The last 10 years or so have produced some colossal and deadly fire events that have destroyed whole towns, burned a record amount of acreage, and polluted skies for weeks. And wildfires are not just happening in the Western United States but have burnt out of control in Europe, the Amazon, and Australia.
Early wildfire detection and forest management via controlled burns are two ways to prevent wildfires from getting out of control. Sensor systems, networks, artificial intelligence, simulation, and modeling all have a role to play. Governments and governmental agencies have acted as catalysts to spur on development of models, sensors, and networks. Commercial offerings continue to tackle problems of power, cost, automation, and network accessibility for remote coverage areas.
Detection, inside and out
Gas and particulate sensors, cameras, lidar, and microphones all play a part in wildfire detection. An indoor fire detection system might have optical sensors that look for smoke, thermal sensors that detect rising temperatures, and sensors for CO and CO2 gas. Photoelectric smoke detectors use a light beam to detect smoke from smoldering fires, while ionization smoke detectors use electrically charged particles, or ions, to find smoke from flaming fires. Dual-sensor smoke detectors have photoelectric and ionization detectors.

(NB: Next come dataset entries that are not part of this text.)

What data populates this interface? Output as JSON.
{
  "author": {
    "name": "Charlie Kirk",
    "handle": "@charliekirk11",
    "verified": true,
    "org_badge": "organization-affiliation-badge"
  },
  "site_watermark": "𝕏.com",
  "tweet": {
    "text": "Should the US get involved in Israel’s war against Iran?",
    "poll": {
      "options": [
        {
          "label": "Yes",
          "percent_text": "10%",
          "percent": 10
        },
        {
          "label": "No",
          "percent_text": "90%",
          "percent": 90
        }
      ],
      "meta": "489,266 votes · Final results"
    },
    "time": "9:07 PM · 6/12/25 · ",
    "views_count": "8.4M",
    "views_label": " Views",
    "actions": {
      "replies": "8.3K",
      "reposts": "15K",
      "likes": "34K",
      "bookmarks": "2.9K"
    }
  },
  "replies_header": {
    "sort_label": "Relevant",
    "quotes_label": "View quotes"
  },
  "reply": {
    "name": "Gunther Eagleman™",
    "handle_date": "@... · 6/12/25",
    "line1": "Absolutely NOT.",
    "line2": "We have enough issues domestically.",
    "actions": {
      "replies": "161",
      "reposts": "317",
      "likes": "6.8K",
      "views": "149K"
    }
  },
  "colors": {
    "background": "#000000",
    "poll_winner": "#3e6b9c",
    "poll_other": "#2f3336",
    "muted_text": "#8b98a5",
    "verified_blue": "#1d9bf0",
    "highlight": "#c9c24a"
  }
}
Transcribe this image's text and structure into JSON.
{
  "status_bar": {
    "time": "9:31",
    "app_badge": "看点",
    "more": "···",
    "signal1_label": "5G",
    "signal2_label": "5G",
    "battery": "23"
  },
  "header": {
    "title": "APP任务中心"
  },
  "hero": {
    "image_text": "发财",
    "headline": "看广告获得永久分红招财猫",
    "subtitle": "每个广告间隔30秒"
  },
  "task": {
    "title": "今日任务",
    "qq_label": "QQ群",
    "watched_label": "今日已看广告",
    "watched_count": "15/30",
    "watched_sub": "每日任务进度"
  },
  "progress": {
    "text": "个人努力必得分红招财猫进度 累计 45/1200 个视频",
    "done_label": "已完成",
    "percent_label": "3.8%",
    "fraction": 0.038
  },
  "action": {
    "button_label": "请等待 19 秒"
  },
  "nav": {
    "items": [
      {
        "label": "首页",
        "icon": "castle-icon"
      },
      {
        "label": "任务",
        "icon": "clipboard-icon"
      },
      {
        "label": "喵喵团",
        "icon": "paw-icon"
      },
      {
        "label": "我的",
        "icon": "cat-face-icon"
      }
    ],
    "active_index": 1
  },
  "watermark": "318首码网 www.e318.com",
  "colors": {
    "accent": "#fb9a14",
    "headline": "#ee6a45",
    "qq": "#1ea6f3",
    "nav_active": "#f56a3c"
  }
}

More types of sensors are being added to indoor fire detection systems, such as motion detectors and audio systems the detect breaking glass. The basics of an indoor automatic fire alarm system include a receiver, automatic sensors, manual transmitters, sound devices, fire doors, fire shutters, smoke shutters, and network devices to which they are connected.
“Our customers are integrating IAQ (indoor air quality) sensors into fire and carbon monoxide detectors to add additional value,” said Dave Simpson, director of marketing for industrial sensing at Renesas Electronics. “We are seeing metal oxide for IAQ and humidity/temperature sensors” being used and developed into systems.